Censorship, Privacy, and the Digital Age

Perhaps we should have seen it coming—it’s not like Singapore has ever been too interested in self-reflection. William Gibson famously said as much in his 1993 article, “Disneyland with the Death Penalty” (which resulted in WIRED Magazine being—you guessed it—banned in perpetuity from Singaporean newsstands): “The physical past here has almost entirely vanished,” he wrote of the then 28-year-old nation. Like the American, Tan opens windows into a national identity that would prefer to remain opaque, but her insider take on history is much more complex than Gibson’s glib, disparaging witticisms allowed.

Still, the MDA’s September 10 announcement is an unhappy surprise. The agency classifies the film as “Not Allowed for All Ratings,” or illegal to distribute or exhibit in public (“private” screenings are allowed, whatever that means), because the contents of the film are “untruthful” and “undermine national security.”

“The individuals featured in the film,” the statement reads, “gave the impression that they are being unfairly denied their right to return to Singapore. They were not forced to leave Singapore, nor are they being prevented from returning.” In fact, the subjects “can return if they agree to be interviewed by the authorities on their past activities to resolve their cases. Criminal offenses will have to be accounted for in accordance with the law.”

Besides the fact that the use of censorship as a solution seems anachronistic in an age where information wants to be freed, the MDA’s decision speaks to a misunderstanding of media itself. Piqued by curiosity about a film that would have otherwise probably remained relatively obscure, the online uproar comes thick and fast. On September 10 a petition is released by the local arts community urging the MDA to reconsider. Tan also releases a statement online, expressing her regret that a vital national conversation could not take place: “We need to be trusted to be able to find the answers to questions about ourselves, for ourselves.”And Jialiang, armed with a Facebook page, a Google form, and a ravenously righteous energy, rallies together the convoy he named “the Love Bus.” Likes surge. The film trends. By September 11, Freedom Film Festival organizers are so inundated by requests for tickets that they have to make arrangements for a bigger venue. Whatever the MDA intended, the immediate effect of their action is to drive people in hordes towards the documentary.

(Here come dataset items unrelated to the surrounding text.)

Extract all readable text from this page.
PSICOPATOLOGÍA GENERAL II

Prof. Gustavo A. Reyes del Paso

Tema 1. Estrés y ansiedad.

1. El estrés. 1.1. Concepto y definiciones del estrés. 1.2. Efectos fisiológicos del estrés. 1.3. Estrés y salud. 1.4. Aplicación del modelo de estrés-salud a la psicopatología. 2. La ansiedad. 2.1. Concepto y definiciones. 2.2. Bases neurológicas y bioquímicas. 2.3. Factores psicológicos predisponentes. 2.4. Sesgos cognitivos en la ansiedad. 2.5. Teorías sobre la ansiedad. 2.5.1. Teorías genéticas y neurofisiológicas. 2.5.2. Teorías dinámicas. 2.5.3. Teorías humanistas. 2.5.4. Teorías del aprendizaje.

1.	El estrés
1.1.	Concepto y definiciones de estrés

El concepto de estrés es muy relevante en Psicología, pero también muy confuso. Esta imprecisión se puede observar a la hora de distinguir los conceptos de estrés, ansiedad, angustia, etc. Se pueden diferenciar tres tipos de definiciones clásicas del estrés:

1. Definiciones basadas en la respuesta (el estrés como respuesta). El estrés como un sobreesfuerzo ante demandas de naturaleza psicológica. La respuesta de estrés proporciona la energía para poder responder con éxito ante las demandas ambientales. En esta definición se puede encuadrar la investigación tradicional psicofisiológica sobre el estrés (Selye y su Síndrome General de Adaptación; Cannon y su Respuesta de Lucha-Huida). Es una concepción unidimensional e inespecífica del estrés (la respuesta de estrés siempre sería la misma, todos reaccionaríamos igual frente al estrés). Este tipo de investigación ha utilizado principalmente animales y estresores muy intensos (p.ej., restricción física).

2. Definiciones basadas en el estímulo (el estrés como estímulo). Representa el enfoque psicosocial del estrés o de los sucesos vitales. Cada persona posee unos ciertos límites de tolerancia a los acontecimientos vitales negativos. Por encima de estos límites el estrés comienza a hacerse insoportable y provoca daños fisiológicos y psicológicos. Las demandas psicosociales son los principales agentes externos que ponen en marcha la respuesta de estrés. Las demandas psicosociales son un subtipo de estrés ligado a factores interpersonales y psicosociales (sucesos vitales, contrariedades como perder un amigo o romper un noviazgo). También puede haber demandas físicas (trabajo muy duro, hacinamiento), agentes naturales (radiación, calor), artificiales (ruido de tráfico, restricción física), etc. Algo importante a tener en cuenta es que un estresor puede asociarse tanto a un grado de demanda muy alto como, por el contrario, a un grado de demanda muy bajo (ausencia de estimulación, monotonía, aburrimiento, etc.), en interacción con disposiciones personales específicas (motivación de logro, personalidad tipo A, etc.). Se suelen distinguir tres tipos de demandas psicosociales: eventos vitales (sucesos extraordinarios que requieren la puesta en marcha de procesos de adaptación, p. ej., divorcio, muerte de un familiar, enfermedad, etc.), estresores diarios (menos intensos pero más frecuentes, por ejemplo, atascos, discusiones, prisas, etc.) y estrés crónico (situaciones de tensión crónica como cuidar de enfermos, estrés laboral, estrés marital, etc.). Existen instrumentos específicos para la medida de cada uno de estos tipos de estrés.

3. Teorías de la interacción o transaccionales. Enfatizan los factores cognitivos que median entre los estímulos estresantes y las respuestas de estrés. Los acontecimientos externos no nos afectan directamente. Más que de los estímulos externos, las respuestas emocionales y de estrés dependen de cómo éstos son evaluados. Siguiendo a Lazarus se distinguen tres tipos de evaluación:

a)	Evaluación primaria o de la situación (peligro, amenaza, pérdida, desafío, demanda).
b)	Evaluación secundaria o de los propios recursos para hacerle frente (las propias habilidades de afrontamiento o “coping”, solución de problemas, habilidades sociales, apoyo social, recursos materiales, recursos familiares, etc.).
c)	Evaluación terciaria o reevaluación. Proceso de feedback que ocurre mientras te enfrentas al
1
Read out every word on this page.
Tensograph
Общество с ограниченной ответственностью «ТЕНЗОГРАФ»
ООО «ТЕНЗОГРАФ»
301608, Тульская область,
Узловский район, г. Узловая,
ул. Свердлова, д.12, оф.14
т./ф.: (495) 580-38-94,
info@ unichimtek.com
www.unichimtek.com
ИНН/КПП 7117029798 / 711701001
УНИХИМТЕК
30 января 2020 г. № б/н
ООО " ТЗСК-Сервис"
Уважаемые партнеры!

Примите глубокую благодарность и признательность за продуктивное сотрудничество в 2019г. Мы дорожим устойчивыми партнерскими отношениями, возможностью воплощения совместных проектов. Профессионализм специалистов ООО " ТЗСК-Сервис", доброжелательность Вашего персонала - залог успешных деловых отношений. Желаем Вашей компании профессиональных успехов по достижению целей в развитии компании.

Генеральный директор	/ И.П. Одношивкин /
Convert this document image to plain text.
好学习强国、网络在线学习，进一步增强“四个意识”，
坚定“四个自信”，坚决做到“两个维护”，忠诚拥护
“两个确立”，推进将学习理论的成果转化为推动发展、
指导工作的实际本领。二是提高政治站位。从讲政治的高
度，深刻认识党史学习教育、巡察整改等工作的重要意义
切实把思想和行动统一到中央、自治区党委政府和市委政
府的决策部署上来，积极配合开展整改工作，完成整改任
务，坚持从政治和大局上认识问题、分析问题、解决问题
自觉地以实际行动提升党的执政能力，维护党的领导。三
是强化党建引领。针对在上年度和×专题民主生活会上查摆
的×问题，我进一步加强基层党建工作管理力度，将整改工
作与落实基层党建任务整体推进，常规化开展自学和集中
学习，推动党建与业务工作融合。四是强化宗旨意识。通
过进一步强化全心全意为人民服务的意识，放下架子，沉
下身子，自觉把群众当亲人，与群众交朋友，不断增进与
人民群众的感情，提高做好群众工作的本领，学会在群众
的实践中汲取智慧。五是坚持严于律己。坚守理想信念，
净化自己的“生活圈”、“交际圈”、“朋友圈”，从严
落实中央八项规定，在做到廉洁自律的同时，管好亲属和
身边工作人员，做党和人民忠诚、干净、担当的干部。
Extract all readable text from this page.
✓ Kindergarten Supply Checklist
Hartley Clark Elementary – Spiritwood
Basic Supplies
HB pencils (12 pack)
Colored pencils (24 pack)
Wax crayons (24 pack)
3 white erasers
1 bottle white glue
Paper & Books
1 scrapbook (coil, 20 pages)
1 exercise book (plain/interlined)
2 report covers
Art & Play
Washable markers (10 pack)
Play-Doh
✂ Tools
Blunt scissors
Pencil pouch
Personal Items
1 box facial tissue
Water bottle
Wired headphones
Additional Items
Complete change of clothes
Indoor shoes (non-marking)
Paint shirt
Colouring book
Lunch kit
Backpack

“I have to thank the MDA for bringing attention to the film,” Tan tells me. She’s not being sarcastic. “The timing of the ban was actually quite good, because it was a few days before the Johor screening. Everything worked out.”

The debate continues hotly in the news for the next month, evolving into an intriguing nation-wide philosophical discussion about historical truth—one camp defending the exclusive validity of the dominant narrative, the other arguing on behalf of counter-perspectives and open dialogue. At a speaking event at the National University of Singapore, Prime Minister Lee Hsien Loong describes the insidiously persuasive power of cinema, citing Michael Moore’s Farenheit 9/11 as, like To Singapore, with Love, “not a documentary:” “Why should we allow [the exiles], through a movie, to present an account of themselves? Not of documentary history, objectively presented, but a self-serving personal account, conveniently inaccurate in places, glossing over inconvenient facts in others?”

Allowing the film to screen in public would be “like allowing jihadi terrorist groups today to produce and publicly screen films that glorify their jihadist cause,” writes Yap Neng Jye, press secretary to the Ministry of Home Affairs, on October 14.

On the other hand, journalist Kirsten Han asks, “How can the reminiscing of exiled Singaporeans cause any credible threat to the country’s safety and stability?” In her Yahoo! News blog, she quotes historian Dr. Thum Ping Tjin saying that the government’s “continued insistence on clinging to a false narrative of the past” is “the equivalent of the South African government continuing to insist that Nelson Mandela was a terrorist, or the South Korean government continuing to insist that Kim Dae Jung was a terrorist.”